The 18 Jan 1966 LAT listed the final cost of production as $2.5 million, with an additional $1.5 million designated for prints and advertisement. However, an item in the 28 Feb 1966 DV reported that re-shoots would require another $100,000. Doug McClure and Guy Stockwell were called back for the re-shoots, the 3 Feb 1966 DV noted. Stockwell had since dyed his hair blond for the production of Tobruk (1967, see entry), and was forced to hide his hair under his character’s Legionnaire’s cap, a.k.a. a kepi. Meanwhile, as a promotion for the film, milliner Leon Bennett designed a women’s kepi, slated to be sold in 168 stores around the U.S. in conjunction with theatrical release, the 28 Jul 1966 Los Angeles Sentinel reported.
After filming ended, the Yuma Chamber of Commerce made efforts to preserve the Fort Zinderneuf set, according to the 24 Nov 1965 Var. With Universal’s permission, the local organization petitioned the U.S. Bureau of Reclamation to keep the structure “as a permanent tourist lure.” Plans included the display of costumes and prop weapons.

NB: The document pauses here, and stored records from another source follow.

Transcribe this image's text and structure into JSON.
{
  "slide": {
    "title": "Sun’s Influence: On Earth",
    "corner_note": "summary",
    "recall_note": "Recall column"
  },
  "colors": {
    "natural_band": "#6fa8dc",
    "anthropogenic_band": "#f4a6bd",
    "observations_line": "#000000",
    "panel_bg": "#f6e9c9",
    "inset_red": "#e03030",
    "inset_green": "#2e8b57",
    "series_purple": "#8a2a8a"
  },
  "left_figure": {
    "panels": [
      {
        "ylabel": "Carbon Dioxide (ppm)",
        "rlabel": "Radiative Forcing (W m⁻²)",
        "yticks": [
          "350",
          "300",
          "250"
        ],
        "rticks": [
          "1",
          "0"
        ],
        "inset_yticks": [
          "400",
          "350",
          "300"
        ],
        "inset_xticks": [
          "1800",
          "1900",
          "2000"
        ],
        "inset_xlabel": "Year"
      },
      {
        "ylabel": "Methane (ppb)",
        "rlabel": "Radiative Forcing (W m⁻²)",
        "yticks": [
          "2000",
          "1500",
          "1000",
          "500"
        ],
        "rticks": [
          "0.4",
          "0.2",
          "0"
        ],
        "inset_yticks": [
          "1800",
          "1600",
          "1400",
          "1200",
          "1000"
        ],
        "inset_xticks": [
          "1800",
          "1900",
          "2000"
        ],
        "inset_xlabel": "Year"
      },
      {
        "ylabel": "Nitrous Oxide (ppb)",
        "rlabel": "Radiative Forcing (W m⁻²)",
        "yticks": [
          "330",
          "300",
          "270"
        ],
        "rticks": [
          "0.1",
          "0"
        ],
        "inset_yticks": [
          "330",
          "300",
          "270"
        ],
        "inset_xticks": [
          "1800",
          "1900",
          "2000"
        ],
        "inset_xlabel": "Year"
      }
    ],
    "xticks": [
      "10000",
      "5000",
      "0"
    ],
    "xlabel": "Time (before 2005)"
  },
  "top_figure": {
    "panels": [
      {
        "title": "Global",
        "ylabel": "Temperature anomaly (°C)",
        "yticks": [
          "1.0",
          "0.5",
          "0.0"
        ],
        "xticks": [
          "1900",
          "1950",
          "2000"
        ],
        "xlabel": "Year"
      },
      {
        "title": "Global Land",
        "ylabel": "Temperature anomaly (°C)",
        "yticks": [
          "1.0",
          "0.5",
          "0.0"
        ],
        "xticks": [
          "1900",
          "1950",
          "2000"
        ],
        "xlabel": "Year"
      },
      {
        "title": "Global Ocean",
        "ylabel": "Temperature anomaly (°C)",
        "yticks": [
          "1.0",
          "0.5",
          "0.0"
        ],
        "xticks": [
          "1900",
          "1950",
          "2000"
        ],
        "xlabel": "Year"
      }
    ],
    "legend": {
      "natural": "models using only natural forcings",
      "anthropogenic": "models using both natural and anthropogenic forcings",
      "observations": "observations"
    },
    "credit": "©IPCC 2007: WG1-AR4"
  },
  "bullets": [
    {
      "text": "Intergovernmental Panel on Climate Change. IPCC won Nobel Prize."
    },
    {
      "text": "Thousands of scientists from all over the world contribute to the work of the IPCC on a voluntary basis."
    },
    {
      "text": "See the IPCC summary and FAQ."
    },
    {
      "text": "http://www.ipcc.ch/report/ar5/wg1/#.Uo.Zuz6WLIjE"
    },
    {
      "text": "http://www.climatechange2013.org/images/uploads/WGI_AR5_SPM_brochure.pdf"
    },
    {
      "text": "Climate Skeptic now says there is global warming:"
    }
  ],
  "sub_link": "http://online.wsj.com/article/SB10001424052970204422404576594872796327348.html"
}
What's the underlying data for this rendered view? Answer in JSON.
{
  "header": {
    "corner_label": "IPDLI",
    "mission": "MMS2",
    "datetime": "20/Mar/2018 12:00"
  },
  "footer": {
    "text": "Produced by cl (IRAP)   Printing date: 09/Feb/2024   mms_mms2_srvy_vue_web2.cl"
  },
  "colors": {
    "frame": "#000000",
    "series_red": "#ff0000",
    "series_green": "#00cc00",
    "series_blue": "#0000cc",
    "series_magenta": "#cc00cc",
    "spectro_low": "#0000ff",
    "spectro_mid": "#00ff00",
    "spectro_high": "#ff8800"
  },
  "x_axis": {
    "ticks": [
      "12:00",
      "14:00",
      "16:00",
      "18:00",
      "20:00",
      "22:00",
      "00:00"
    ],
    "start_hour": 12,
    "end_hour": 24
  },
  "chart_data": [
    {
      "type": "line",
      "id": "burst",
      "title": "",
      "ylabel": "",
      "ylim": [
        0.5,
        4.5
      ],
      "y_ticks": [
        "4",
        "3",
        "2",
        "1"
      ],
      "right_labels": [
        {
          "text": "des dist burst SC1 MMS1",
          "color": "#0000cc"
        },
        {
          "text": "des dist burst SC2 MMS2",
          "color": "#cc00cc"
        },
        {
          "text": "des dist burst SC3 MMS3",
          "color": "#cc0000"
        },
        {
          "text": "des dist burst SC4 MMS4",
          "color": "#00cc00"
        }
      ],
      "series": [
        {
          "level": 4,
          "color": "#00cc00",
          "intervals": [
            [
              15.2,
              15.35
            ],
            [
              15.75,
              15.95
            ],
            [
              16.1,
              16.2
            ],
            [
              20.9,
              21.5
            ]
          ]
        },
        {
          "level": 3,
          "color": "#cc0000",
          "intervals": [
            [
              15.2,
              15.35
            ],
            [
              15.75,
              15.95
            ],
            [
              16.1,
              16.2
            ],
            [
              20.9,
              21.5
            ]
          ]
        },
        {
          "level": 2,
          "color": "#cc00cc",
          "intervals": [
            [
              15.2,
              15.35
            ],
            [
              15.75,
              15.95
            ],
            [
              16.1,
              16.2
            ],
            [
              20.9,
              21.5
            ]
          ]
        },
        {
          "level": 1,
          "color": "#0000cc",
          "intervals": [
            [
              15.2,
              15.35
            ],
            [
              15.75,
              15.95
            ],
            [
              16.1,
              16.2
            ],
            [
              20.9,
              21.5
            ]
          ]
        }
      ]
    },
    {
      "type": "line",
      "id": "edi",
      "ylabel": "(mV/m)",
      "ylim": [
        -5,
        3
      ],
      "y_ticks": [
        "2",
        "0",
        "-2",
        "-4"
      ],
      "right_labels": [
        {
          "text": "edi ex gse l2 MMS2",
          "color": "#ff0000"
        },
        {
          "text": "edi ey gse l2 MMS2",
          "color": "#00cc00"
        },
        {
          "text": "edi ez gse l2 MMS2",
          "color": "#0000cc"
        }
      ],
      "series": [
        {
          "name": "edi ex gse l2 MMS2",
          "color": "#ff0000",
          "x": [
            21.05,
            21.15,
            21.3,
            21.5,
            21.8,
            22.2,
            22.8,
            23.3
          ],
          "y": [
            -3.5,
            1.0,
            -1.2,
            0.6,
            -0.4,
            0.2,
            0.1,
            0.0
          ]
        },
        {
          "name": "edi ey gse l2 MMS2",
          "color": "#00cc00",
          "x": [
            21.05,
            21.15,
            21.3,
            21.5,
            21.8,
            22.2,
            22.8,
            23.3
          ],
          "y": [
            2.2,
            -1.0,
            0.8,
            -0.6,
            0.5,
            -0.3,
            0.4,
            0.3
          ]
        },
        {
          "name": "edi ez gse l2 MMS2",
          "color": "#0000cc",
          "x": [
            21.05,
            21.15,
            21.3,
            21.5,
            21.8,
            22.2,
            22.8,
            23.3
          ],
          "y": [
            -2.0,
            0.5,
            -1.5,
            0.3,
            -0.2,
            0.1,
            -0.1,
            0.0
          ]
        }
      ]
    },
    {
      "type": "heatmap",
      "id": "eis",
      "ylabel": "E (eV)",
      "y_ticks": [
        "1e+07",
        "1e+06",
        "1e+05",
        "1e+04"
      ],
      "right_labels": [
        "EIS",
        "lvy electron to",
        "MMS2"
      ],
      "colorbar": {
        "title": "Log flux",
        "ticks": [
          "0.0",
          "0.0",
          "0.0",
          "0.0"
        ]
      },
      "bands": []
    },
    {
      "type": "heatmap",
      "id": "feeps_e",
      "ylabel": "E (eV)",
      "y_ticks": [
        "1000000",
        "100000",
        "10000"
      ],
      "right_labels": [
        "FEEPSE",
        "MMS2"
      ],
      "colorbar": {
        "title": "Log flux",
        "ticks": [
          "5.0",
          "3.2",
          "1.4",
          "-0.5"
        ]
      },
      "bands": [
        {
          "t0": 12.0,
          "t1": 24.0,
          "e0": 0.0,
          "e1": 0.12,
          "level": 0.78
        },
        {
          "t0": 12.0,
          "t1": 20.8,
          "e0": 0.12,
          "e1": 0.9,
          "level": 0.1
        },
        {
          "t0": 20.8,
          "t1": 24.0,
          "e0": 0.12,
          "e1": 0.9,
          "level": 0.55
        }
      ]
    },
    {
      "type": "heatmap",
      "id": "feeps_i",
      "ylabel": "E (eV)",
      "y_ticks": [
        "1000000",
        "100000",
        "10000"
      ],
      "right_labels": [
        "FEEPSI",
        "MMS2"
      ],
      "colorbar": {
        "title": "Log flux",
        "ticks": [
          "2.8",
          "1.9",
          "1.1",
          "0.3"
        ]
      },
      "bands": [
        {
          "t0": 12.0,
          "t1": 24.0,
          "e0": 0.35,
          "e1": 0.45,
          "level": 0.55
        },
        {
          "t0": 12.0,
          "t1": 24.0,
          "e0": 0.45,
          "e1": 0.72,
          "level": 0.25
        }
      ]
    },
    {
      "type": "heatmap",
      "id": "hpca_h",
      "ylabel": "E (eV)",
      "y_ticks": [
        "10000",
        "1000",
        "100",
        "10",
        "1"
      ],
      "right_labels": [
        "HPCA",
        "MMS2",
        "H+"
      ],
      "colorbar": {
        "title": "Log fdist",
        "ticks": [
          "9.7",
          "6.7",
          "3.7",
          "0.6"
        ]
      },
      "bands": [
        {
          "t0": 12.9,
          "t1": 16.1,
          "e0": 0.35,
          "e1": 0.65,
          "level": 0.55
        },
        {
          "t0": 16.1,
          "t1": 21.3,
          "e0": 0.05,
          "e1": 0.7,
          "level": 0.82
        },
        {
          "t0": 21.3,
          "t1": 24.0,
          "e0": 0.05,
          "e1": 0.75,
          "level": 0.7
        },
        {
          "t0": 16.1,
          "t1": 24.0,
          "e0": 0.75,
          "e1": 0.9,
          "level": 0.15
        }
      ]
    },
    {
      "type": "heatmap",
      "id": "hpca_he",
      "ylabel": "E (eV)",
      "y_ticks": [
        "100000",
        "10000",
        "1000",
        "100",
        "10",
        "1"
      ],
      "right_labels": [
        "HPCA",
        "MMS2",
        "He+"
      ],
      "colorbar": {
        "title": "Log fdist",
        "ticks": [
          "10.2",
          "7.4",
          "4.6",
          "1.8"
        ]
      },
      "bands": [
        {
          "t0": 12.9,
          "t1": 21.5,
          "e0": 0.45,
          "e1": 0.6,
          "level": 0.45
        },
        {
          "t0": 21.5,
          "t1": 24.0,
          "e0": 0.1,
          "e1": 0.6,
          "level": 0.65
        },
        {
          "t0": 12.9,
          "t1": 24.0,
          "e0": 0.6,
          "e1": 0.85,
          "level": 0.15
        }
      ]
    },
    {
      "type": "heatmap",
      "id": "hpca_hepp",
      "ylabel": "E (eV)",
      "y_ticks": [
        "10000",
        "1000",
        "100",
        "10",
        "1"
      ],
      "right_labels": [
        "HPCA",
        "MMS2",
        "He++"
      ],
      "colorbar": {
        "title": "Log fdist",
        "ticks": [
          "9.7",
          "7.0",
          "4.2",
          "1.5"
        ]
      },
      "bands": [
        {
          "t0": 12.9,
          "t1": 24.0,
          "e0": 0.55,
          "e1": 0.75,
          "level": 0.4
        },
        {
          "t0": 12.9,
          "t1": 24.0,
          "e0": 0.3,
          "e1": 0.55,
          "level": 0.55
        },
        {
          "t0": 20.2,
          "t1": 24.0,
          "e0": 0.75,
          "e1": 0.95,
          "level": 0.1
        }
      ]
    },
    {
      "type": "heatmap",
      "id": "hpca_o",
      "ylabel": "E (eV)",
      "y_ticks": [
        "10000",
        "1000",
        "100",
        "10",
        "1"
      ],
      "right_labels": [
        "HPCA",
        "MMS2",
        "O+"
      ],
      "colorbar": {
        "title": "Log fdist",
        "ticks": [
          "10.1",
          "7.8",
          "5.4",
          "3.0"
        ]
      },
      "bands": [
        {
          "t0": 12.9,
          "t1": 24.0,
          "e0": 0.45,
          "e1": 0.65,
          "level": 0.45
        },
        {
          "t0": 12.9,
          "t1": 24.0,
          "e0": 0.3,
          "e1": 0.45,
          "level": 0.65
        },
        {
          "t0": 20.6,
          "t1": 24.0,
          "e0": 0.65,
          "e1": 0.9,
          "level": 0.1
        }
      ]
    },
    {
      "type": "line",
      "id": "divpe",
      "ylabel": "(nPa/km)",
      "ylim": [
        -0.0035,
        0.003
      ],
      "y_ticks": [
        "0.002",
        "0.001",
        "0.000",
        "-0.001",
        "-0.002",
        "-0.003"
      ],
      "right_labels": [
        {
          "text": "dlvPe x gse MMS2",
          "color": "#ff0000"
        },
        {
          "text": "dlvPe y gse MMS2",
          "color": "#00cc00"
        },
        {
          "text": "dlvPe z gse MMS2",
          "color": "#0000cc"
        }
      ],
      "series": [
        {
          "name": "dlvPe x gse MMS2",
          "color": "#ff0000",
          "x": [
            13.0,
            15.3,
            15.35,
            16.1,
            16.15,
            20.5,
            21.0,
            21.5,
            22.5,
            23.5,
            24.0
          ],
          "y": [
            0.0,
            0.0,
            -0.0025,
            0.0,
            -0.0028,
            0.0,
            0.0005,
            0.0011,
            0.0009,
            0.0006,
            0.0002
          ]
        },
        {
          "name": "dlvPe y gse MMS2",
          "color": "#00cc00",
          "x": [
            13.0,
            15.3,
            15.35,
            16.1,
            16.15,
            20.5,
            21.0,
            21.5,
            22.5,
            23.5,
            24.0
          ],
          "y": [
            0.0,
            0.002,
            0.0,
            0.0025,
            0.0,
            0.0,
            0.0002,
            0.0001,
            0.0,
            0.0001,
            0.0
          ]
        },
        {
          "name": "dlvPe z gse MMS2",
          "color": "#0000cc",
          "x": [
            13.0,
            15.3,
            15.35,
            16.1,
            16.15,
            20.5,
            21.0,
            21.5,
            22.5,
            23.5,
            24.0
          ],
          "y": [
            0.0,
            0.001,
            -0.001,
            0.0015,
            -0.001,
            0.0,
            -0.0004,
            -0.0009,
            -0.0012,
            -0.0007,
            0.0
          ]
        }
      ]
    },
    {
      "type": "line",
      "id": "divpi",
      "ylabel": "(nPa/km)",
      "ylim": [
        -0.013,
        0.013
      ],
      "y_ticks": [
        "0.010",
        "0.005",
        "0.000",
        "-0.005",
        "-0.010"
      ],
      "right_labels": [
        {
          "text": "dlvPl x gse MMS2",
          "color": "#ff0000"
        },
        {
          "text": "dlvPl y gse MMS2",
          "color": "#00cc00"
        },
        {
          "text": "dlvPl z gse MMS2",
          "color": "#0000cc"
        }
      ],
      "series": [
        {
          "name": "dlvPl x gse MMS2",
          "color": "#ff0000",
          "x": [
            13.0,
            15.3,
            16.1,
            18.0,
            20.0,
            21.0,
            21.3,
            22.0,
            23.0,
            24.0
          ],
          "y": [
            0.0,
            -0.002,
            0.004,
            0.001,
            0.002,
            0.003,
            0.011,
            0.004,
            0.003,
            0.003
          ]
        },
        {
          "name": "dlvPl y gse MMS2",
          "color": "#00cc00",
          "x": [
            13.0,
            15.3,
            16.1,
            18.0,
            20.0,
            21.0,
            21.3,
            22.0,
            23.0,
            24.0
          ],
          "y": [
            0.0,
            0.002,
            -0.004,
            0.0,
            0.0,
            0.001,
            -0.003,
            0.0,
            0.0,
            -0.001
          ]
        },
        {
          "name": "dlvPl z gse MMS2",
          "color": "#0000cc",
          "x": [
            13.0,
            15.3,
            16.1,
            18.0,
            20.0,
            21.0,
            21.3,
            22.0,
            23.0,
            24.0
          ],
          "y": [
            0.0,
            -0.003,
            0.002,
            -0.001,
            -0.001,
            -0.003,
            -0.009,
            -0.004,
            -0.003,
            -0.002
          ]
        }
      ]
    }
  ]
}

Var claimed it was the “first time a film set has been sought as a permanent desert installation.”
A premiere and simultaneous opening at twenty-five-theaters was scheduled to take place on 20 Jul 1966 in Detroit, MI, as announced by DV exactly one month earlier; however, the Detroit release date could not be confirmed. An advertisement in the 4 Aug 1966 [Mansfield, OH] News-Journal listed a scheduled opening the following day at the local Madison Theatre, and later that month a citywide opening occurred on 24 Aug 1966 in Los Angeles, CA. Mixed-to-positive reviews were published in the 20 Jul 1966 DV, 26 Aug 1966 LAT, and 8 Sep 1966 NYT. An article in the 18 Jan 1966 LAT stated that the most recent Beau Geste differed from the first two film versions in that “Beau” only had one brother (“John”) instead of two; the story lacked a female love interest; the French Foreign Legionnaires were portrayed as Americans, not British; and an “ironic footnote” was tacked on, in which the decision to abandon Fort Zinderneuf “because ‘it isn’t worth the cost of holding’” was announced by “Lieutenant De Ruse.”
An item in the 18 Jan 1967 Var cited the picture’s cumulative film rentals, to date, as $1.5 million.
Beau Geste marked the American feature film debut of Dutch actor Robert Wolders. Martin Landau and Melodie Johnson were considered for roles, according to the 9 Sep 1965 and 23 Sep 1965 issues of DV. Stanley Baker, Danny Dowling, and Ronnie Rondell (said to have played an extra in the 1926 Beau Geste), were named as cast members in DV and Var items published between Oct 1965 and Jan 1966. Rondell’s son, Ronnie Rondell, Jr., served as a stuntman, according to the 11 Jan 1966 DV.